Shame and Motivation
I was speaking with a friend recently about a certain habit she has that she doesn't really want to stop engaging in, but feels like she should for several reasons, first and foremost because it causes her a great deal of physical pain.
I shared with her that I too used to engage in this activity, and had a hard time shaking it. After discussing the tips and tricks I used to stop the behavior, we hit upon the reason that I feel is central to why it was so hard for me to stop: shame. It was something that I knew I shouldn't do because I believed that other people would think badly of me. It was a secret, and having a secret no matter how big or small, is powerful. Doing something I know would be frowned upon or judged? It is the most powerful lure; so powerful, very often, I don't even make a game of wanting to resist. I rush boldly into its dark murky depths, reveling in the badness of my behavior.

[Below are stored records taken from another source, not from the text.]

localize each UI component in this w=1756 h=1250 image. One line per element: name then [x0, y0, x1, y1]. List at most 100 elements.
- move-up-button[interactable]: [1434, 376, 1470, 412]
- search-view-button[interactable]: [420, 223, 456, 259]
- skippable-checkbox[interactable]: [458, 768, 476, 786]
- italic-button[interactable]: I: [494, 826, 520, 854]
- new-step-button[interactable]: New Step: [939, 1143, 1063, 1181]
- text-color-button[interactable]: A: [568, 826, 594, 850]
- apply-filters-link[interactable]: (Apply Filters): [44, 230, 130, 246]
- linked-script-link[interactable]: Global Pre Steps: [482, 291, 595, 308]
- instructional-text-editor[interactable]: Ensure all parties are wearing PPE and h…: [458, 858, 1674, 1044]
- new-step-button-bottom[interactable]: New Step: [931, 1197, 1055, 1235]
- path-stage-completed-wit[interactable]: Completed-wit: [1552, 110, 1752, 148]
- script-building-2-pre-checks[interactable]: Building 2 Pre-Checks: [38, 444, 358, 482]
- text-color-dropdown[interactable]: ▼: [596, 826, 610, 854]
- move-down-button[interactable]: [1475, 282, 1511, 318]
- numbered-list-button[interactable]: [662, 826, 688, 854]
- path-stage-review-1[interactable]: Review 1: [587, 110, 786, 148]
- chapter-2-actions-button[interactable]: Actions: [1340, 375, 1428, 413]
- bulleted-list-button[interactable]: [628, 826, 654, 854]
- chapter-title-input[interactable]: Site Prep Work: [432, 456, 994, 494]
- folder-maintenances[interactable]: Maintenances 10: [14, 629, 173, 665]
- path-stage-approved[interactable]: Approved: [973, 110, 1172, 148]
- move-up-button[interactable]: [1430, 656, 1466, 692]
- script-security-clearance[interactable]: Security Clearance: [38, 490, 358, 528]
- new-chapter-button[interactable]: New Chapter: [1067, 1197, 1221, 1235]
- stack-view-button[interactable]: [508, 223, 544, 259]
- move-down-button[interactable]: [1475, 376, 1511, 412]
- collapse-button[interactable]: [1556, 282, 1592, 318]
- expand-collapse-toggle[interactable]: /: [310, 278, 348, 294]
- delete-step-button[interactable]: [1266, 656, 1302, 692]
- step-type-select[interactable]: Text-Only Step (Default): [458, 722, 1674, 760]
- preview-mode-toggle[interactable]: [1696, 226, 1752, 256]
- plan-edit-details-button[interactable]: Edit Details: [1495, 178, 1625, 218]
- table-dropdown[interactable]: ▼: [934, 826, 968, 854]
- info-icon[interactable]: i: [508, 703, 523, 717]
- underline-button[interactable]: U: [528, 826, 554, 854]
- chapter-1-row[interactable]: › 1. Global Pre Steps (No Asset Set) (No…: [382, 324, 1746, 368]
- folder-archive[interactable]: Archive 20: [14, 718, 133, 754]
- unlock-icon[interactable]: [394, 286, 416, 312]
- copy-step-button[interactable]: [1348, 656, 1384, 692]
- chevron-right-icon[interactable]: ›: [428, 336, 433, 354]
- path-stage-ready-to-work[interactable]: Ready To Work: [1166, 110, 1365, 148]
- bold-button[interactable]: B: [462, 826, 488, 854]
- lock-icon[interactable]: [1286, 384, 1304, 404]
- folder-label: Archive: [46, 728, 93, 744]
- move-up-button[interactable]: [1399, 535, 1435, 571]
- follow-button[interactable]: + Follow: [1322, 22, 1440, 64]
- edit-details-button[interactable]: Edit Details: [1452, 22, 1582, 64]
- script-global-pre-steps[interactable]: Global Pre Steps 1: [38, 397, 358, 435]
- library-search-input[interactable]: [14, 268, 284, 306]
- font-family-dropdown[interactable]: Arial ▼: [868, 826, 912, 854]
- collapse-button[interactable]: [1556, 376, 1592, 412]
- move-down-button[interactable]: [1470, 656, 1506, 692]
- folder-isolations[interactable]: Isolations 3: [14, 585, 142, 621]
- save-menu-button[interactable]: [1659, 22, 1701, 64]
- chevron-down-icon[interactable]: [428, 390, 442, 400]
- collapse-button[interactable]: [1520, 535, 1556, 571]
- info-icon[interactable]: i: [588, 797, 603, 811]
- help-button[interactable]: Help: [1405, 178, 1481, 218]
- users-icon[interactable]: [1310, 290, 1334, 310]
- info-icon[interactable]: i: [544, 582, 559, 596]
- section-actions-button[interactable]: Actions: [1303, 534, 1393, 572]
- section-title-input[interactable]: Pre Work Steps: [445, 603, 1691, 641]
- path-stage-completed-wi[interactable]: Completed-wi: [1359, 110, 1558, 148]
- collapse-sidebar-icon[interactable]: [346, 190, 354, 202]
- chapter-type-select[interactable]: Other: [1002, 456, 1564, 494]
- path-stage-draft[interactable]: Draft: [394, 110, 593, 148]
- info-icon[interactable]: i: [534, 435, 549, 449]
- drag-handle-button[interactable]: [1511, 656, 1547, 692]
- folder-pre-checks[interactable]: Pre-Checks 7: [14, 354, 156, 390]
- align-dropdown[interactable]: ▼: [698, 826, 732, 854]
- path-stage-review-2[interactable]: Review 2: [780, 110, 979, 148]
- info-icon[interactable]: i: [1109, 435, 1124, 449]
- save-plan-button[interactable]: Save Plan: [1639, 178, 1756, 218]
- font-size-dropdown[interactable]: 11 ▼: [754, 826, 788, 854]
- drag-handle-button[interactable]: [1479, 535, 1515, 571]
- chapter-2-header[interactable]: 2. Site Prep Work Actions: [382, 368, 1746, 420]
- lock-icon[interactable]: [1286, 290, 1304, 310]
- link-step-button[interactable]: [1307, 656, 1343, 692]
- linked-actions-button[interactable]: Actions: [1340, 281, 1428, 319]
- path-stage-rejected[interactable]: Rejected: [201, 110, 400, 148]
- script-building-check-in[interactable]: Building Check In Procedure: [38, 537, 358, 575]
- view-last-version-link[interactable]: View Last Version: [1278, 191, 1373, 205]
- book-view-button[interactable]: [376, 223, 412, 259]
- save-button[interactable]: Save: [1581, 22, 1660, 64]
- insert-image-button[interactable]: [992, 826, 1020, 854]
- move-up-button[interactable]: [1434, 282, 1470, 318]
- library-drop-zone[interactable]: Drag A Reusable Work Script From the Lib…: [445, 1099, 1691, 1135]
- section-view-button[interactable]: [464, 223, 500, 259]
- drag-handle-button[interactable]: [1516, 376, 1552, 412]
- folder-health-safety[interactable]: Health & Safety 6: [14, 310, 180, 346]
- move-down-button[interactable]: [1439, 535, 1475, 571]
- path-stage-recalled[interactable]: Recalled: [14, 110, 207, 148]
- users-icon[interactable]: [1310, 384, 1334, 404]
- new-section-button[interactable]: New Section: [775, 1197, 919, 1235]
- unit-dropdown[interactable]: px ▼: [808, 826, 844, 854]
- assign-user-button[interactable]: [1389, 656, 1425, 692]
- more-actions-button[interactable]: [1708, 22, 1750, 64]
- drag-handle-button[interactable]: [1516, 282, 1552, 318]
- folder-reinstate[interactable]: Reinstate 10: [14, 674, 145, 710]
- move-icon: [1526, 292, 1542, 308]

The rush of shame mixed with the satisfaction the activity provides is a cocktail that I take straight up as often as I can, until I become so self-destructive that I have to look at the cost-benefit ratio to determine if it is really time to stop. Truthfully, by the time I am looking at a cost-benefit ratio, it is long passed the time where I should have stopped and right around the time that my behavior is about to cost me permanently.
If I want to get rid of any behavior, any activity that I participate in that I feel badly about, I have to change my feelings around that behavior.* In essence, it is not the behavior itself that is pulling me, but my feelings around it.
This is the essence of embracing my sludge, my filth, my grime. It is all good, but I tend to judge myself and others for it, when the behavior is really a natural part of my life. Short of harming myself or another, there is no good and bad, just things people do.** The sooner I can release my intense feelings around my behaviors, the less power those behaviors have over me.
For many years, I struggled with sugar. I would binge, then quit, then binge, then quit, my blood sugar and anxiety going up and down with where I was in my "cycle of sick and shaky" (literally sick to my stomach from binge eating sugar or shaky in a sugar crash). It wasn't until I stopped viewing sugar as bad, and my desire for it as evil that I could actually go through life treating it like it was just another thing. Now, sugar is a thing I eat only when I want it, and only until I don't want anymore. In fact, I can very often be heard at work, proclaiming proudly, "I am eating cake, everyone!!" It is all part of coming out of the sugar closet. I have embraced it, brought it out into the light, and now, it really doesn't control me.
Is there anything in your life that you keep in the closet? Anything that you feel shame around that keeps you chained to it? Reconsider your feelings toward the behavior, and your feelings about yourself regarding that behavior. Love yourself because of that behavior, not in spite of it. The sooner you stop seeing any of your traits as flaws, the sooner you stop seeing your behavior as bad, the sooner you will know freedom.
*This statement does not apply to physical addiction, which is a whole other issue which I do not have the chops to comment or advise on.
**This phrase is taken from The Grapes of Wrath by John Steinbeck.
Wondering what that "habit" was at the beginning of this post? That is the power of shame, the power of a secret. It is seductive and exciting and often, quite destructive. The habit of which I speak happens to be a pretty boring, typical habit that would disappoint you if I disclosed it. Which is the power of disclosure. It frees you from the anxiety around it. Lesson learned?